1 Consolidated Access
The most advantageous access pattern is obtained when all threads in the same warp execute the same instruction to access contiguous units in the global memory. The hardware detects that these threads in the same warp access contiguous storage units in the global memory and combines them into one consolidated access .
Combined access increases the bandwidth utilization of DRAM, allowing DRAM to reach the peak of the global memory bandwidth at the speed of data transmission.
Here's a little bit of knowledge: linear mapping of two-dimensional three-dimensional arrays- multidimensional threading, dimension mapping to linear order .
The two-dimensional threads are arranged in a linear order as shown in the following figure:
That is to say, the matrix has been equivalently linearized into an equivalent one-dimensional array in memory space, and stored in line-first order.
Examples are as follows:
(1) Two access modes in the multiplication of GPU matrices that do not use shared memory
Bonded access Mode
In the first iteration, the No. 0 elements are accessed, the No. 0 elements are adjacent to the global memory, and the hardware engages these accesses:
Non-bonded access mode
In this example, the following conclusions are drawn:
for global storage access, it is much less efficient to iterate through a row kernel than to traverse a column.
(2) in the matrix multiplication using shared memory, the data is loaded using the merge method
Load in merged mode
DS_A[TY][TX] = A[row*n+t*tile_width+tx];
DS_B[TY][TX] = b[(t*tile_width + ty) *k+col];
Each thread is responsible for loading an MD and ND element.
M identifies the position of the left tile. A row of MD tiles is loads loaded by tile_width lines, threadidx.x changes.
2 Instruction Mix
In the current device, the instruction processing bandwidth of each SM is limited. Each instruction occupies the instruction processing bandwidth, including floating-point calculation instructions, loading instructions, and branch instructions . Eliminating repetitive instructions reduces the pressure on the instruction processing bandwidth and improves the overall execution performance of the kernel function.
The following two lines of code are described as examples:
for (int i = 0; i < tile_width; ++i)
cvalue + = ds_a[ty][i] * DS_B[I][TX]
These two lines of code include several directives:
(1) Cyclic introduction of additional Instructions update counter K 1 times
(2) execution conditions Jump 1 times at the end of each iteration
(3) using K to calculate Mds,nds index introduced the address operation Instruction 2 times
(4) floating point multiplication plus calculation instruction 2 times
The floating-point multiply plus calculation instruction accounts for only 1/3 of the instructions.
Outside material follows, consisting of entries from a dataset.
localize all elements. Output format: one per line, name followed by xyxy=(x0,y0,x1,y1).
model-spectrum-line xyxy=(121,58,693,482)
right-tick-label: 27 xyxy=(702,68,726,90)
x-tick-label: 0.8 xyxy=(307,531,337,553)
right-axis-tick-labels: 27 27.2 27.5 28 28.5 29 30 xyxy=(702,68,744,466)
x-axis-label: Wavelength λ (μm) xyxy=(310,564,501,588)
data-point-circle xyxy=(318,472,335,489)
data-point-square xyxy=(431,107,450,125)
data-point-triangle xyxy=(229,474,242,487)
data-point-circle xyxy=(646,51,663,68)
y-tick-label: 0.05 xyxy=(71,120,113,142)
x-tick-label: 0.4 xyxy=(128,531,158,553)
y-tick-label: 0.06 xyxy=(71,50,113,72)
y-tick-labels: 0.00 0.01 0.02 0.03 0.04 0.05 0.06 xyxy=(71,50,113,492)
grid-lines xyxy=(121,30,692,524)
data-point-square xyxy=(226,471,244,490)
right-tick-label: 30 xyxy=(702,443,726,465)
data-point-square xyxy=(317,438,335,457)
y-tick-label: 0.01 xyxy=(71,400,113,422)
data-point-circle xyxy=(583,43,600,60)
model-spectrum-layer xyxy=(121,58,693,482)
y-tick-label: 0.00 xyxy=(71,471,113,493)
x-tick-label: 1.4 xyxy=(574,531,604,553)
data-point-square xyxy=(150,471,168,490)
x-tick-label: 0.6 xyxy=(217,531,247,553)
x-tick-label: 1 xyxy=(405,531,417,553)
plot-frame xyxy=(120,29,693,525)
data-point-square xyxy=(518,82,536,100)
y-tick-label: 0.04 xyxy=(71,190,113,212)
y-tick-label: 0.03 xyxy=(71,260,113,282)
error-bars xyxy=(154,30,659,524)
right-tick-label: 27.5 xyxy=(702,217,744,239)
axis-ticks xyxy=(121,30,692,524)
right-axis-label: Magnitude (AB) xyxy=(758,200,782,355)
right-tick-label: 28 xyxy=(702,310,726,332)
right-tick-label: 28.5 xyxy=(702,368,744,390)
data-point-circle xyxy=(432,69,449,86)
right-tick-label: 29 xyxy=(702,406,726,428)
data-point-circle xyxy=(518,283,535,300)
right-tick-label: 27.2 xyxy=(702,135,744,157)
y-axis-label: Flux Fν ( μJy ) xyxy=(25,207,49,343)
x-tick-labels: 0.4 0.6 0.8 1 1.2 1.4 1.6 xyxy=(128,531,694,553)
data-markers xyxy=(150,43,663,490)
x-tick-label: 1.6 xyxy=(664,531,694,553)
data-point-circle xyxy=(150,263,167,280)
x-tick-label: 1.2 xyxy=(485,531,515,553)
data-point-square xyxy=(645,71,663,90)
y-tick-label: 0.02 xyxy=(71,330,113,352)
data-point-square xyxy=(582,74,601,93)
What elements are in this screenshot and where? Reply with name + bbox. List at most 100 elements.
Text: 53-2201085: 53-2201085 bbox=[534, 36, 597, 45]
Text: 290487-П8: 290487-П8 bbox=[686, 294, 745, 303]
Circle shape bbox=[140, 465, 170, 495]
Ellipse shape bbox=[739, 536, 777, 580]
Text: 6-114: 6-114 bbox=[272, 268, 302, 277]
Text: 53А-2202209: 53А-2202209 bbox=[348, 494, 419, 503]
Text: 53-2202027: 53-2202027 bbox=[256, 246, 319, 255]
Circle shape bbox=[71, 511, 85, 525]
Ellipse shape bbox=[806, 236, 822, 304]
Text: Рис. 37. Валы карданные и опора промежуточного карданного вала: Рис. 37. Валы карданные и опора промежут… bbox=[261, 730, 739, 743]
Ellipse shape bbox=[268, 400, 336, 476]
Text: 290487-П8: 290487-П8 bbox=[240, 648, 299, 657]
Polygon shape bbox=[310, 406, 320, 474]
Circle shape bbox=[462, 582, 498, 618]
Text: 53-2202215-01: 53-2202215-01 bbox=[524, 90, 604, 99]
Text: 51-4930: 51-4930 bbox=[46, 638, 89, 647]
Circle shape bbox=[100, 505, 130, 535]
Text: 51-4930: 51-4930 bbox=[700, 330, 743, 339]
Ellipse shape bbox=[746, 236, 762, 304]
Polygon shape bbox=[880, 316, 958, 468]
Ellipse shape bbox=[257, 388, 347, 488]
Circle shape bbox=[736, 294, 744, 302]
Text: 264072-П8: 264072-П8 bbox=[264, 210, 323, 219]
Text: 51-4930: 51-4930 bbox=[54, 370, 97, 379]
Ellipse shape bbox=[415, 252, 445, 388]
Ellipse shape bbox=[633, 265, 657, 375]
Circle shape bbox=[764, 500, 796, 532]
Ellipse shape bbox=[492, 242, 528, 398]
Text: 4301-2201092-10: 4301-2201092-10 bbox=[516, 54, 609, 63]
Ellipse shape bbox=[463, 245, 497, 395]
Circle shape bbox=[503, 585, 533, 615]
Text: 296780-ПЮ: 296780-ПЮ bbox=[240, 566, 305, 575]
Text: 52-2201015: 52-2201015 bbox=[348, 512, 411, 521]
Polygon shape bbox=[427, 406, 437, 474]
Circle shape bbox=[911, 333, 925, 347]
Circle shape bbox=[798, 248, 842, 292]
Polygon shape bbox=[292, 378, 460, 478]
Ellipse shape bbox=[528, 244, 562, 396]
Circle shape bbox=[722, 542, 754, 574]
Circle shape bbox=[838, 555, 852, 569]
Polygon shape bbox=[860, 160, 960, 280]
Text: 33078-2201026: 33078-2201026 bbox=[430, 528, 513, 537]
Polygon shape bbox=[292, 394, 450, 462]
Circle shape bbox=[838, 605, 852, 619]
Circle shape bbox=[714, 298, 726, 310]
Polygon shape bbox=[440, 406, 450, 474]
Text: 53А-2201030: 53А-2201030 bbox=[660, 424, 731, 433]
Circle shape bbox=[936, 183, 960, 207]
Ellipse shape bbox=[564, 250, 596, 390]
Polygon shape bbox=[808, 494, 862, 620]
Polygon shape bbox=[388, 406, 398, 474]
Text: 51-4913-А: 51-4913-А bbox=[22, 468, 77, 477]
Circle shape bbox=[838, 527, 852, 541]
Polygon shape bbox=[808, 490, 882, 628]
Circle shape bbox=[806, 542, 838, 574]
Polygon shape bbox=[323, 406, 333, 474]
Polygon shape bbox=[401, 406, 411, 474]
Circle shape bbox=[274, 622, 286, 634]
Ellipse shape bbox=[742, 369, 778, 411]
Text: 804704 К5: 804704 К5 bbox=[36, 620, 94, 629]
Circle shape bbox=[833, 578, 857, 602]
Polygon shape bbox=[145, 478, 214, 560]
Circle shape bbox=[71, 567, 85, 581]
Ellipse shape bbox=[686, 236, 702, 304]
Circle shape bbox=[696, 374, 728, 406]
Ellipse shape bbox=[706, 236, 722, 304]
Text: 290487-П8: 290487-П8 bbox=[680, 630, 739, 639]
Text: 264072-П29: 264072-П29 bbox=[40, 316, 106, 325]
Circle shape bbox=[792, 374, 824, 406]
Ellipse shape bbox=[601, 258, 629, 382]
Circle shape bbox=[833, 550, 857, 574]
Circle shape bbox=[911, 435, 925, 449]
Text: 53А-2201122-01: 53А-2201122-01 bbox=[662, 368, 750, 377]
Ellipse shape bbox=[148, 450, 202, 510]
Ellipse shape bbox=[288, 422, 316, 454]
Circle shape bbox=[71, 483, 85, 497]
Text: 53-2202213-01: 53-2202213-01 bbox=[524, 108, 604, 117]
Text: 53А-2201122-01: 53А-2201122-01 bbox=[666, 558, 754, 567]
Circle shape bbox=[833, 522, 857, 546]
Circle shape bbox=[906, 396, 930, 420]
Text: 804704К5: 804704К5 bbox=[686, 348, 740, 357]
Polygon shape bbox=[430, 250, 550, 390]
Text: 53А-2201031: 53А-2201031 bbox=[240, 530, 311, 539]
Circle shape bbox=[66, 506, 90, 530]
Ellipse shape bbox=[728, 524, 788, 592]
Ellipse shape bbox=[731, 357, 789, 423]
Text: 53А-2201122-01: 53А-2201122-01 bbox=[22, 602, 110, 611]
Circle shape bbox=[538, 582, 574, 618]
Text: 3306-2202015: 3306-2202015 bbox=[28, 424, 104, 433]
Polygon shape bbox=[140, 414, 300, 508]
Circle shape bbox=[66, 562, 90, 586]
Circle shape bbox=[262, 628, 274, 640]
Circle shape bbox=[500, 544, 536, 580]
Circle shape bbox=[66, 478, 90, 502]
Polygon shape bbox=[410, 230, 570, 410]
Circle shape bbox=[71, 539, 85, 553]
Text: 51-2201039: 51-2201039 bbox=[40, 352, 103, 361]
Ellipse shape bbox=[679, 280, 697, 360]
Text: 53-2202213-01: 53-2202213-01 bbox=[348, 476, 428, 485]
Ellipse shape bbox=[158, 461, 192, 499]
Because of the limited command processing bandwidth, this mix of instructions will be able to achieve a performance limit of up to 1/3 of the peak bandwidth.
In order to improve this mixing of instructions, the method of cyclic expansion (Unroll loop) is adopted.
Modify the code above to read as follows:
Cvalue + = ds_a[ty][0] * ds_b[0][tx]+ds_a[ty][1] * DS_B[1][TX]
+ds_a[ty][2] * ds_b[2][tx]+ds_a[ty][3] * ds_B[3][tx]< C2/>+DS_A[TY][4] * ds_b[4][tx]+ds_a[ty][5] * DS_B[5][TX]
+ds_a[ty][6] * ds_b[6][tx]+ds_a[ty][7] * DS_B[7][TX]
+DS_A[TY][8] * ds_b[8][tx]+ds_a[ty][9] * DS_B[9][TX]
+ds_a[ty][10] * ds_b[10][tx]+ds_a[ty][11] * DS_B[11][TX]
+DS_A[TY][12] * ds_b[12][tx]+ds_a[ty][13] * DS_B[13][TX]
+ds_a[ty][14] * ds_b[14][tx]+ds_a[ty][15] * DS_B[15][TX];
Code Analysis:
Long-multiply-add operation
Eliminate branch instructions and loop counter updates
The index is constant-the compiler can use the offset of the addressing mode of the load instruction, which eliminates the address operation instructions.
as a result, the execution speed of this very long expression is nearly as close to the peak of performance.